Vendredi 28 Mai 2021

Seen from Space : les investissements médias offline, c'est un peu comme la vaccination...

... ça démarre lentement. Les données Nielsen relatives au premier trimestre 2021 sont maintenant connues. Prises globalement, les nouvelles ne sont pas mauvaises, puisqu'on enregistre une croissance mesurée, mais indéniable, de près de 4%. Elle est plus ou moins également répartie entre régions, puisque les ratios Nord et Sud, respectivement +5 et +3%, ne sont pas très éloignés. Par contre, les différences entre catégories médias sont réellement énormes. 
Le cinéma toujours contraint à la fermeture par la crise sanitaire est donc complètement absent sur ces trois premiers mois de 2021. Mais la presse gratuite n'est pas mieux lotie : par rapport à une année 2020 déjà très sombre, elle accuse encore une perte de plus de 60%. 

L'affichage souffre encore de la limitation des déplacements, et termine donc le premier quart de 2021 à -18% : pas réjouissant. Les autres ratios d'évolution négatifs sont plus modérés : magazines -3%, radio -2%, journaux -1%. 

Le DM tire légèrement son épingle du jeu, à +2%, mais c'est la pub TV qui rafle la mise : en valeur, elle surpasse le premier trimestre 2019 et affiche un gros score de +19% comparé à l'année dernière. Retour en force donc : le média télévision accapare ainsi 46% du total contre... 40% une année plus tôt (attention, en 2021, deux catégories médias ont disparu ou quasi-disparu...). 

Le mois de mars semble indiquer une dynamique de reprise, après un début d'année 2021 en retrait par rapport à 2020, mais il faut rappeler que la mi-mars 2020 a vu commencer le premier confinement. La suite nous dira si, comme avec la vaccination, mars 2021 a démarré un mouvement qui s'est accéléré par la suite. 
Une vue par secteur nous montre une croissance où la distribution -physique ou online- pèse très lourd : plus de 80% de la différence entre le premier trimestre 2020 et son pendant en 2021 proviennent de la communication des points de vente "brick & mortar" et 28% de la vente à distance. Pour la distribution, ce sont les enseignes nationales qui ont fortement augmenté leur présence, car les régionales sont, elles, en fort repli (voir les performances de la presse gratuite...). 

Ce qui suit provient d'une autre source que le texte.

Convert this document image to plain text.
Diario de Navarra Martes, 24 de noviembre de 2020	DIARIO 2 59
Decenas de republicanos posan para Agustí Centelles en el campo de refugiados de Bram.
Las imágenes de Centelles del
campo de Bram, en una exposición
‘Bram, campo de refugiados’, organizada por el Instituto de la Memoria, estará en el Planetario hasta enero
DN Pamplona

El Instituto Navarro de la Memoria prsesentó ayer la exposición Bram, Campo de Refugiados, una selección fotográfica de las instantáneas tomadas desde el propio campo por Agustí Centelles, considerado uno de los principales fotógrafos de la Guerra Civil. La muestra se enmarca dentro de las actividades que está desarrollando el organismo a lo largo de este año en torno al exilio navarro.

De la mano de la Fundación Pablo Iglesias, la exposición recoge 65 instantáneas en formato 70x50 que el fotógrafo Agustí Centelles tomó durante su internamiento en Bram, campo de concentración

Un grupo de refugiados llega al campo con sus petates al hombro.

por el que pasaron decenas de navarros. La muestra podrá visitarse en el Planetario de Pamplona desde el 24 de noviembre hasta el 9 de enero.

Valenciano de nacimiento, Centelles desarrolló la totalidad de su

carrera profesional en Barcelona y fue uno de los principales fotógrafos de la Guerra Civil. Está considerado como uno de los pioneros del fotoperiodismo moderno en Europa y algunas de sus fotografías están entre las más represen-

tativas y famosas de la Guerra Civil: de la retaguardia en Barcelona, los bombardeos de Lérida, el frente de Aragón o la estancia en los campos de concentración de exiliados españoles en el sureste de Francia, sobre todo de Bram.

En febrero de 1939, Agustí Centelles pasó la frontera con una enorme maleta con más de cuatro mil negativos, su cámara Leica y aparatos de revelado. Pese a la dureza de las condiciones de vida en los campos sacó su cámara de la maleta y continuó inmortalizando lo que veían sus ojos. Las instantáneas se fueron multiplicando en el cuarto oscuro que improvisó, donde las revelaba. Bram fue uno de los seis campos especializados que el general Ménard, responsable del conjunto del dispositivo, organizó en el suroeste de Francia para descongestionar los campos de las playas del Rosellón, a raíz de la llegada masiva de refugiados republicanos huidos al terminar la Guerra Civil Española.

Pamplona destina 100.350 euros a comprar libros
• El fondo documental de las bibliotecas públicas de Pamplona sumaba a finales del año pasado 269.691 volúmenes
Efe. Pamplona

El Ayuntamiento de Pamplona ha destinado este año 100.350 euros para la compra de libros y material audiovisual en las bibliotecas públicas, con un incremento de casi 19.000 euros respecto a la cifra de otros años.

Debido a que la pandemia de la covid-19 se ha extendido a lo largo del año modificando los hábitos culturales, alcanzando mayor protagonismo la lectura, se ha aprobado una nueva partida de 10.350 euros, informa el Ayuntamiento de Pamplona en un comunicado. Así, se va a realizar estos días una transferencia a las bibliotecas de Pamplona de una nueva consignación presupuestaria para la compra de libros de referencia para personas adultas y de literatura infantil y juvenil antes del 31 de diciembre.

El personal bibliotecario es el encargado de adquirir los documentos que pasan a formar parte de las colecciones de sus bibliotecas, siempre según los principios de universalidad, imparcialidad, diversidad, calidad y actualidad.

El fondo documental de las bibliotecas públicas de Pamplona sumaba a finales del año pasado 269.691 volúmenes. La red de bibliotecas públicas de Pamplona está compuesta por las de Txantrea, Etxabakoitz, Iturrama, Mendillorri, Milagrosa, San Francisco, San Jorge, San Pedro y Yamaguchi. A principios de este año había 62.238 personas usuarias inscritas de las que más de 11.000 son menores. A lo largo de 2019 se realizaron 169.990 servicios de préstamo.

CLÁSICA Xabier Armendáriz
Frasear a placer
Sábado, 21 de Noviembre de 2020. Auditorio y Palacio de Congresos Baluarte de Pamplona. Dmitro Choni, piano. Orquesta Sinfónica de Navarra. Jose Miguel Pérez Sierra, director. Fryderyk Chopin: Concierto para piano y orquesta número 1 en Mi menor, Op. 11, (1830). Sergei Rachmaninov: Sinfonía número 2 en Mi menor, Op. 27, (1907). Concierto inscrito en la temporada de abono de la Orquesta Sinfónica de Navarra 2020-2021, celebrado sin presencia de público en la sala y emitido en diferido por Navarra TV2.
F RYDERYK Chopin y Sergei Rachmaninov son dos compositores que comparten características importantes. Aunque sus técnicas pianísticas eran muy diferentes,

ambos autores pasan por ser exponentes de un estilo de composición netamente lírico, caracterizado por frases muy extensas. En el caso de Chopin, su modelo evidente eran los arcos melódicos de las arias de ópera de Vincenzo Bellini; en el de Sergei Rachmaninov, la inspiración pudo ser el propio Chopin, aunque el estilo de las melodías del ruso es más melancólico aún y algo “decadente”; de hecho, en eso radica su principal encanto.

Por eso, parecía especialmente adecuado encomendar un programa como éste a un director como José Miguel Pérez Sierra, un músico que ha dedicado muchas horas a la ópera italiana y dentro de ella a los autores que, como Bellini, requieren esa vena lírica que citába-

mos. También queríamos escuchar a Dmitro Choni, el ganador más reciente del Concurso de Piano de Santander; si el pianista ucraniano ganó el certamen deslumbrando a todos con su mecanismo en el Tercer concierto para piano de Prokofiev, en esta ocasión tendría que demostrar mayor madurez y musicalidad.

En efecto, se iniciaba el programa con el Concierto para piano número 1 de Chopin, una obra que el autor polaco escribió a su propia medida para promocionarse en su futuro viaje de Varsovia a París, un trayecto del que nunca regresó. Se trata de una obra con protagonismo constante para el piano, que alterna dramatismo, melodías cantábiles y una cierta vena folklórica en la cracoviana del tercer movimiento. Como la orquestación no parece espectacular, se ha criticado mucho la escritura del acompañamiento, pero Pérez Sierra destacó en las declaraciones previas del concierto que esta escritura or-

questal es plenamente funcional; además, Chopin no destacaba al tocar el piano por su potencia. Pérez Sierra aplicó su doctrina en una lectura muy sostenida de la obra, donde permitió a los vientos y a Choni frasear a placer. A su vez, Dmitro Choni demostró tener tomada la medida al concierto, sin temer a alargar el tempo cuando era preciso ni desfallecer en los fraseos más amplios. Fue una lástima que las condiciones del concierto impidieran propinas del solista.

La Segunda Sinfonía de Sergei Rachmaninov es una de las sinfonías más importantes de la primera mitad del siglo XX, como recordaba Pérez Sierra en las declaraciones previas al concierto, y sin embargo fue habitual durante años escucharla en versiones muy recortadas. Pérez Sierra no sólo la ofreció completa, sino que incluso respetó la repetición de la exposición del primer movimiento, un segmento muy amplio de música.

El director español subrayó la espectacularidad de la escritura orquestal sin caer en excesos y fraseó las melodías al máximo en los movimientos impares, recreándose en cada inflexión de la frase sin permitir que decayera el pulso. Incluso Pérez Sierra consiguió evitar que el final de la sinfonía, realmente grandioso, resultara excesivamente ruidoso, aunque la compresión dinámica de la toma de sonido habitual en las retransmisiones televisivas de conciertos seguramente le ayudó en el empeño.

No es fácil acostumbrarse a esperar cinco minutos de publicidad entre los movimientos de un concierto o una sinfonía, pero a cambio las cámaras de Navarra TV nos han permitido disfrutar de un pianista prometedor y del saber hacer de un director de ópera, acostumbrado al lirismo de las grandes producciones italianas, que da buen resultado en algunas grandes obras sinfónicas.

Les autres contributeurs à la croissance sont assez divers : médias et éditions, jeux de hasard, fournisseurs d'énergie, cuisinistes, eaux minérales ou produits d'entretien - pour ne citer qu'eux - se caractérisent par une hausse de visibilité média bienvenue pour soutenir le marché. 

Par contre, les mesures sanitaires impactent lourdement les secteurs du tourisme et de l'événementiel, presque éteints dans les données MDB de ce premier trimestre. D'autres contre-performances peuvent étonner, comme celles des secteurs financiers, et celles de l'horeca, en baisse certes, mais pas de manière aussi drastique que d'autres secteurs de l'économie matraqués par le confinement.

D'une manière générale, les catégories qui contribuent négativement à l'évolution se situent plutôt dans les services ou l'immatériel, avec quelques exceptions (yaourts, soins du corps, voire habillement). La reprise attendue n'a pas encore atteint un niveau très intensif, qui sera probablement lié à une répartition plus égale de la croissance entre secteurs.